O backdoor estabeleceu comunicações externas C2, realizou descobertas e extraiu credenciais.

O atuador usou versões renomeadas de binários side-loadable assinados para ofuscar a implementação do backdoor e facilitar o movimento lateral, enquanto também sobrescrevia ntdll.dll na memória para desvincular o processo do agente de proteção de endpoint da Sophos do kernel.

Cluster Charlie (SCAT1305): ativo de março de 2023 a pelo menos abril de 2024, engajou-se em gerenciamento de acesso persistente e reconhecimento extensivo por um longo período.

O atuador implementou múltiplas amostras de um malware anteriormente não identificado chamado 'PocoProxy', usado para comunicações persistentes C2.

Eles também usaram o carregador HUI para injetar um Cobalt Strike Beacon em mstsc.exe, embora essas tentativas tenham sido bloqueadas.

Adicionalmente, o atuador da ameaça injetou um interceptor de credenciais de login LSASS para capturar credenciais em controladores de domínio e conduziu uma análise em massa de Event Logs e varreduras de ping automatizadas para mapear usuários e endpoints através da rede.

A campanha Crimson Palace teve como alvo uma agência de um governo do Sudeste Asiático para fins de ciberespionagem.

"Avaliamos com moderada confiança que múltiplos atuadores chineses patrocinados pelo estado têm sido ativos nessa organização governamental de alto perfil do Sudeste Asiático desde pelo menos março de 2022", explica a Sophos.

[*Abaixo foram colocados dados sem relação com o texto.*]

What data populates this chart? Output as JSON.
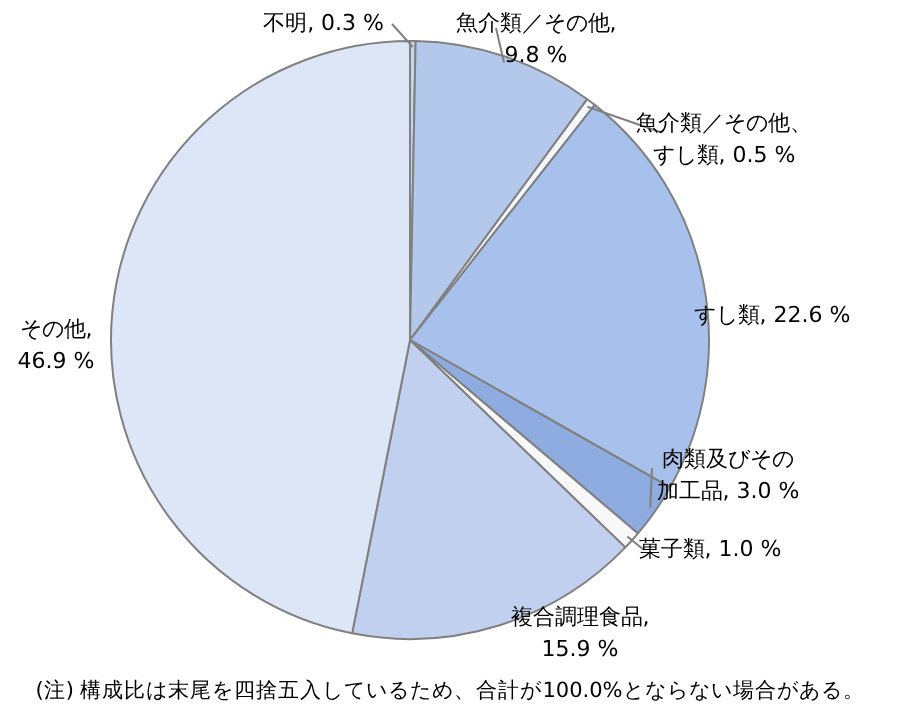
{
  "chart_data": {
    "type": "pie",
    "categories": [
      "不明",
      "魚介類／その他",
      "魚介類／その他、すし類",
      "すし類",
      "肉類及びその加工品",
      "菓子類",
      "複合調理食品",
      "その他"
    ],
    "values": [
      0.3,
      9.8,
      0.5,
      22.6,
      3.0,
      1.0,
      15.9,
      46.9
    ],
    "value_labels": [
      ", 0.3 %",
      ",\n9.8 %",
      ", 0.5 %",
      ", 22.6 %",
      ", 3.0 %",
      ", 1.0 %",
      ",\n15.9 %",
      ",\n46.9 %"
    ],
    "colors": [
      "#c8d4ec",
      "#b4c8ec",
      "#f4f7fc",
      "#a8c0ec",
      "#8eacdf",
      "#f8f8f8",
      "#c0d0ee",
      "#dce6f6"
    ],
    "legend": false,
    "annotations": [
      "(注) 構成比は末尾を四捨五入しているため、合計が100.0%とならない場合がある。"
    ]
  }
}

No geral, os três clusters operaram durante o horário de trabalho padrão chinês (08:00 às 17:00 CST), quebrando o período em três partes que não se sobrepõem, o que indica um alto nível de coordenação.

A Sophos constatou que a atividade maliciosa disparou em alguns casos, como em 12 de junho de 2023, que foi feriado no país alvo.

Isso foi provavelmente para pegar os defensores com equipe reduzida e realizar atividades em um momento em que os sistemas não eram monitorados tão de perto.

Devido à falta de visibilidade, a Sophos não pôde determinar o acesso inicial, mas avalia que o atuador da ameaça teve acesso à rede desde pelo menos março de 2022, com base na detecção do malware Nupakage, que é tipicamente usado para exfiltrar dados.

A atribuição de alta confiança ou a confirmação da relação entre os três clusters é difícil, mas os pesquisadores da Sophos acreditam que a atividade detectada representa "o trabalho de atuadores separados incumbidos por uma autoridade central com objetivos paralelos em busca dos interesses do estado chinês."

Embora a Sophos tenha bloqueado os implantes C2 do atuador da ameaça em agosto de 2023 e a atividade do Cluster Alpha não tenha sido vista desde então, os pesquisadores dizem que a atividade do Cluster Charlie foi observada após algumas semanas de silêncio e o adversário tentou violar a rede e retomar operações "em um ritmo mais acelerado e de maneira mais evasiva."

A Sophos continua monitorando a atividade de intrusão na rede alvo.